Pubblichiamo l'editoriale di Gerardo Marletto che presenta il numero di settembre della rivista Valori, dedicato al Futuro auto-immune e a spiegare perché, a causa dei troppi interessi economici in gioco, l'Italia continua a rifiutare la mobilità sostenibile

La questione della mobilità sostenibile è ormai un paradosso. Da una parte ci sono l’inquinamento, i danni alla salute, la congestione; dall’altra, esperienze estere che basterebbe copiare per ridurre tutti questi problemi, specialmente a livello urbano. Eppure nulla accade. Perché? La ragione di questo paradosso è una sola: fortissimi sono gli interessi che premono per la conservazione dell’attuale sistema di mobilità, mentre è assente una mobilitazione che si contrapponga a questi interessi e spinga per il necessario cambiamento. Ma andiamo con ordine.
La mobilità genera problemi. Non si tratta solo dei danni ambientali in senso stretto [in particolare l’emissione di CO2]: ci sono anche i danni alla salute provocati dall’inquinamento dell’aria e dal rumore; ci sono gli ostacoli all’accessibilità causati da sistemi di trasporto collettivo incapaci di adattarsi a città che crescono «a macchia d’olio»; ci sono infine i costi economici dovuti alla conseguente necessità di dotarsi di una, due, tre auto per famiglia. L’auto da strumento di libertà è diventata segno di schiavitù: schiavitù agli appetiti di costruttori e immobiliaristi, che sono i veri artefici di città ormai a misura di automobile; schiavitù agli interessi dell’industria automobilistica che, con la scusa di promuovere i veicoli «ecologici», continua a beneficiare di massicci incentivi. Una schiavitù moderna, incatenata da una propaganda orwelliana: più di un miliardo di euro spesi nel 2008 solo in Italia per convincerci a comprare sempre più automobili.

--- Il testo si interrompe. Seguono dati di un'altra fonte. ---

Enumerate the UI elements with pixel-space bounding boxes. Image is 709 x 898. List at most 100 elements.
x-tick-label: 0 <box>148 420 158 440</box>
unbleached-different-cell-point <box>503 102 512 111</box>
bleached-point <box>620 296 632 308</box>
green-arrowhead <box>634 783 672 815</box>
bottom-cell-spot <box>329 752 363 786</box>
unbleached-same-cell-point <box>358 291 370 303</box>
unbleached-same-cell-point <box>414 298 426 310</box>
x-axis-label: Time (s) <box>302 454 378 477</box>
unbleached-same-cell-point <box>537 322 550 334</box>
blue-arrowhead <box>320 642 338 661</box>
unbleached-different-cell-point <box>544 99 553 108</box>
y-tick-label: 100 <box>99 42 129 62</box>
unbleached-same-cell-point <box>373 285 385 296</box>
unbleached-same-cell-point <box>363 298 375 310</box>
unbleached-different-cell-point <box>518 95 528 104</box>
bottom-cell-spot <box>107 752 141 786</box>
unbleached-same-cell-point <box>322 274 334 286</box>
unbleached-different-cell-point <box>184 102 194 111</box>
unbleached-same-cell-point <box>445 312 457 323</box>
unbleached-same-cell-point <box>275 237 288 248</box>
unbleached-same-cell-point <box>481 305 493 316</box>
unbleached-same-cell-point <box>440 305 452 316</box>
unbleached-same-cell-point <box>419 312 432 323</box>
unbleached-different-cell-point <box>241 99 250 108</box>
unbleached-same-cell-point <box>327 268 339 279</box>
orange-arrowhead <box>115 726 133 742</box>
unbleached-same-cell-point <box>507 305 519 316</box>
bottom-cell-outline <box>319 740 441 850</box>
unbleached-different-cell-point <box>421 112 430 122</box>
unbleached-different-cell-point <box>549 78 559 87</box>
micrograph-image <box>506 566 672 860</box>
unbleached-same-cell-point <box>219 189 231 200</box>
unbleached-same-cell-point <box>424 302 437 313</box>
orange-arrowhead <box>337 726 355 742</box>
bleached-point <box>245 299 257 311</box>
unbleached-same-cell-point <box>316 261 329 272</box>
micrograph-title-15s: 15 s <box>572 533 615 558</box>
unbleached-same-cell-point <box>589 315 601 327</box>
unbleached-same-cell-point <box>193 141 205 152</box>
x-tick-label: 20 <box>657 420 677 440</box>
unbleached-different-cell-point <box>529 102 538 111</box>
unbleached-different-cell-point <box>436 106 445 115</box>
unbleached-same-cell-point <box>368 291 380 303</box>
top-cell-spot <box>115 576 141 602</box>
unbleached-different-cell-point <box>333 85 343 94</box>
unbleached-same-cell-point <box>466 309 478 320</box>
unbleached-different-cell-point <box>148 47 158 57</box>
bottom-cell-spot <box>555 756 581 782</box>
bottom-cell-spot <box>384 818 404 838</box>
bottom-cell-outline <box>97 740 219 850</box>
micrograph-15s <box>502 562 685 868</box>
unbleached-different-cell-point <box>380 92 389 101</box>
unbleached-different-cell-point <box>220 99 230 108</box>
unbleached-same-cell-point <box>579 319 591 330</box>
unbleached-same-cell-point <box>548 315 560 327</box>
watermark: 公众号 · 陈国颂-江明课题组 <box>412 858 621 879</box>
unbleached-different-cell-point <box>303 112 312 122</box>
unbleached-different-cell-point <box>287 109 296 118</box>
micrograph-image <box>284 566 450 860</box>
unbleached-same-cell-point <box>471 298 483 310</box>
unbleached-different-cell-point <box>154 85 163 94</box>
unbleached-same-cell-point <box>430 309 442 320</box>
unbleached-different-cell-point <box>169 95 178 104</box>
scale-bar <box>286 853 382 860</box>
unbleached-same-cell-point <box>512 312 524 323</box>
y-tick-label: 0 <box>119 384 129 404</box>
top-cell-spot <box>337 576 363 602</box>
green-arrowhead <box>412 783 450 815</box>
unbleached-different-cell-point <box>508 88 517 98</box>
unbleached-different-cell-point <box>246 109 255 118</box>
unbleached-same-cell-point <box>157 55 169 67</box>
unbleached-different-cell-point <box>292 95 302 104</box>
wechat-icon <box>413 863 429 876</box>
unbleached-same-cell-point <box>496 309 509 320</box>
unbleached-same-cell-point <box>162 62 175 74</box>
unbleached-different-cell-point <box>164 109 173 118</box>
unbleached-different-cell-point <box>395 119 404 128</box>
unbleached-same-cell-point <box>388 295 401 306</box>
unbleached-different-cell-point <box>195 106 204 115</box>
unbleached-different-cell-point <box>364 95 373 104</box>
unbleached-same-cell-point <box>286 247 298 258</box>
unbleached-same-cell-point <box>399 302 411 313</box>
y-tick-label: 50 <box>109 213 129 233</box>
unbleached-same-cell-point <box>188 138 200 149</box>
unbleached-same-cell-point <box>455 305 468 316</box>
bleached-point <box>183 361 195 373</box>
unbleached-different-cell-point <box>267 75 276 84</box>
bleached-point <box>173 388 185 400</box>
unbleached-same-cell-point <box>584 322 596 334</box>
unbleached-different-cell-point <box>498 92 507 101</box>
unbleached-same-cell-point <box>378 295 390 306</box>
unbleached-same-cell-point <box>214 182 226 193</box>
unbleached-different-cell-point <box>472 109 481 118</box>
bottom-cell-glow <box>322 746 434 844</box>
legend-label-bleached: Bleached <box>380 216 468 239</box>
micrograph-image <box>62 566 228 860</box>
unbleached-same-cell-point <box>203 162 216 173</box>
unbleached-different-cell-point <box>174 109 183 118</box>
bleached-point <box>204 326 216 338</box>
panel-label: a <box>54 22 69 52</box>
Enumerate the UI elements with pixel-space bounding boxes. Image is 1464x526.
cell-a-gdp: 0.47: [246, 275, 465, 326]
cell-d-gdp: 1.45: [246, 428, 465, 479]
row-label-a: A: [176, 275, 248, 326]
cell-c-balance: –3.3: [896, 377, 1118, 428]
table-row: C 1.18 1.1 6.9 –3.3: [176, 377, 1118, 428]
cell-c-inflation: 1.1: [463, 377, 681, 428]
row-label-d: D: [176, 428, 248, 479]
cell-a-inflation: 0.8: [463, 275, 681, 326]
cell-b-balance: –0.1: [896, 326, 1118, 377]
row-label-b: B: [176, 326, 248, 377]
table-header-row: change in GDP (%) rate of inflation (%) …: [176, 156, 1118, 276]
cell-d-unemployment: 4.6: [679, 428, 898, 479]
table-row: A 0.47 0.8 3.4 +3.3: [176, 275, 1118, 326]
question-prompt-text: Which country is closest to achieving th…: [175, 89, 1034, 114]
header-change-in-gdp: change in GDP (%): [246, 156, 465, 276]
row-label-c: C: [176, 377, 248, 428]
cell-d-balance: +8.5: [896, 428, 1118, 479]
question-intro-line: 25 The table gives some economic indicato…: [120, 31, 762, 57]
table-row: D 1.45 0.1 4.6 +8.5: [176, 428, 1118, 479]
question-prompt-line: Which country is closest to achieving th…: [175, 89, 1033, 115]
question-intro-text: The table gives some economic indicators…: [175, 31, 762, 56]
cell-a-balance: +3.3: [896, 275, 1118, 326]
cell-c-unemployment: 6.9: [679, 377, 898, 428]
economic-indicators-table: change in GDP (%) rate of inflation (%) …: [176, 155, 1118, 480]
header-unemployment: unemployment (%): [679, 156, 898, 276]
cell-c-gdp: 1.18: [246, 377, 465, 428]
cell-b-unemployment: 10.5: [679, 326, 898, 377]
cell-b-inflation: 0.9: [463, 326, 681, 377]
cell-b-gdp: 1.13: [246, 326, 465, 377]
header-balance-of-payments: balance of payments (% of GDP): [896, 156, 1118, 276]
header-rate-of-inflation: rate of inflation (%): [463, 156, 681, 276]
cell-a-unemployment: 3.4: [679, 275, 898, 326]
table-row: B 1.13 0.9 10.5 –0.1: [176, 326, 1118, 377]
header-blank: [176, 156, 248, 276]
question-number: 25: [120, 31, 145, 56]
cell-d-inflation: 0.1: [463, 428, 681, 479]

Le soluzioni a questi problemi sono note e puntano a ridurre il numero delle auto e ad aumentare le alternative di trasporto: città compatte che crescono intorno alle stazioni delle reti ferroviarie; progettazione dello spazio urbano a misura di ciclisti e pedoni; trasporti collettivi capillari, frequenti e con orari e biglietti integrati; sistemi innovativi come il bus a chiamata, il taxi collettivo, il car sharing per le persone e la city logistics per le merci. In Europa è possibile vedere applicato un approccio così radicale di uscita dal sistema dell’auto; esso, anche se non dichiarato, caratterizza la Svizzera, l’Olanda, la Danimarca. Non a caso tutte nazioni che non producono auto. Altrove invece, come negli Stati Uniti, anche la recente crisi dell’industria automobilistica è stata un’occasione persa. In Europa e in Italia le grandi opere per il trasporto di lungo raggio continuano a essere la priorità. Che milioni di persone siano costrette a perdere tempo, denaro e salute negli spostamenti quotidiani non è neanche percepito come un problema; neanche fosse un dato di natura.
La via d’uscita c’è, ma è difficile; non verrà da tecnologie salvifiche, ma solo da una presa di coscienza collettiva e da una mobilitazione diffusa che parta dal basso, dai cittadini. Senza mobilitazione ho molti dubbi che l’interesse generale in materia di mobilità sostenibile riesca a prevalere su pochi, ma fortissimi, interessi privati.

Gerardo Marletto è professore associato di economia applicata all’Università di Sassari. Da più di 15 anni si occupa di economia e politica dei trasporti. In passato ha diretto il dipartimento «reti e territorio» del Censis e il centro studi di Federtrasporto/Confindustria. Negli ultimi anni si è dedicato in particolare allo studio del tema trasporti-ambiente. Nel 2008, insieme ad altri, ha fondato l’associazione No auto [www.noauto.org] che attualmente presiede.